Re: Total number of hadrons




If you are going to use the pdg data in a divulgation article, it
could be a good idea to sepak of the first and second espectroscopy,
in order for people to understand the excited states.


On Oct 3, 5:27 am, "Autymn D. C." <lysde...@xxxxxxxxxxxxx> wrote:
On Sep 23, 7:33 am, Kuba Glad <spa...@xxxxx> wrote:

I try to find total number of discovered hadrons (including resonances)
but after 3 hours of googling I surrender. Particle Data Group

http://pdg.lbl.gov/

seems to have most comprehensive database, but they don't provide info
on this level of simplicity.

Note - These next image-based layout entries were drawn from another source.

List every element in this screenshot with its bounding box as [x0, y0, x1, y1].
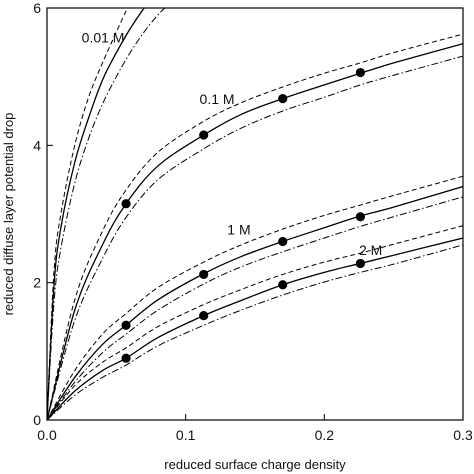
curve-label: 2 M: [359, 242, 382, 258]
data-point: [278, 236, 288, 247]
data-point: [278, 94, 288, 104]
points-layer: [121, 67, 365, 363]
x-tick-label: 0.0: [37, 427, 57, 443]
curve-dashdot: [47, 244, 463, 420]
y-tick-label: 4: [33, 137, 41, 153]
x-tick-label: 0.2: [315, 427, 335, 443]
data-point: [199, 130, 209, 140]
curves-layer: [47, 8, 463, 420]
x-tick-label: 0.3: [453, 427, 473, 443]
curve-solid: [47, 185, 463, 420]
curve-solid: [47, 43, 463, 420]
data-point: [121, 199, 131, 209]
labels-layer: 0.01 M 0.1 M 1 M 2 M: [82, 29, 383, 258]
data-point: [199, 311, 209, 321]
curve-dashed: [47, 225, 463, 420]
y-tick-label: 0: [33, 412, 41, 428]
x-axis-title: reduced surface charge density: [164, 457, 346, 472]
y-tick-label: 6: [33, 0, 41, 16]
data-point: [278, 280, 288, 290]
curve-dashdot: [47, 55, 463, 420]
y-axis-title: reduced diffuse layer potential drop: [1, 113, 16, 316]
curve-dashed: [47, 175, 463, 420]
curve-dashdot: [47, 196, 463, 420]
data-point: [121, 353, 131, 363]
data-point: [121, 320, 131, 330]
data-point: [355, 212, 365, 222]
ticks-layer: 0.0 0.1 0.2 0.3 0 2 4 6: [33, 0, 473, 443]
data-point: [199, 269, 209, 280]
data-point: [355, 67, 365, 78]
curve-dashed: [47, 33, 463, 420]
curve-dashdot: [47, 8, 166, 420]
x-tick-label: 0.1: [176, 427, 196, 443]
y-tick-label: 2: [33, 275, 41, 291]
plot-frame: [46, 7, 464, 421]
curve-label: 0.01 M: [82, 29, 125, 45]
curve-label: 1 M: [227, 222, 250, 238]
curve-label: 0.1 M: [200, 91, 235, 107]
data-point: [355, 258, 365, 269]
curve-solid: [47, 8, 145, 420]
curve-dashed: [47, 8, 128, 420]
curve-solid: [47, 237, 463, 420]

When I started to count mesons I've got two
different sums, depending on the document I used to count (164 and 226).

As I'm not a physicist it's hard for me to find suitable document, where
I could do counting. Could someone help me with this task ? I need this
number for science-popularization article. Also distinction between
particles and antiparticles would be helpful.

When do you need this done?

I'v the /Review of Particle Physics/ (2006, 1232 pages!) with me. In
the summary tabula there are 157 mesòns, 103 confirmed, 96 further
states; 127 baruòns, 75 confirmed, 12 further states--antis count as
the same. Nearly all of these are greater-mass/momentum excitations
of the same quark compounds. (Would you count the nearly-infinite
energy levels of hydrogen as separate atoms?) A handful are
composite: glueballs, dimesòns, dibaruòns, maybe three pentaquarks.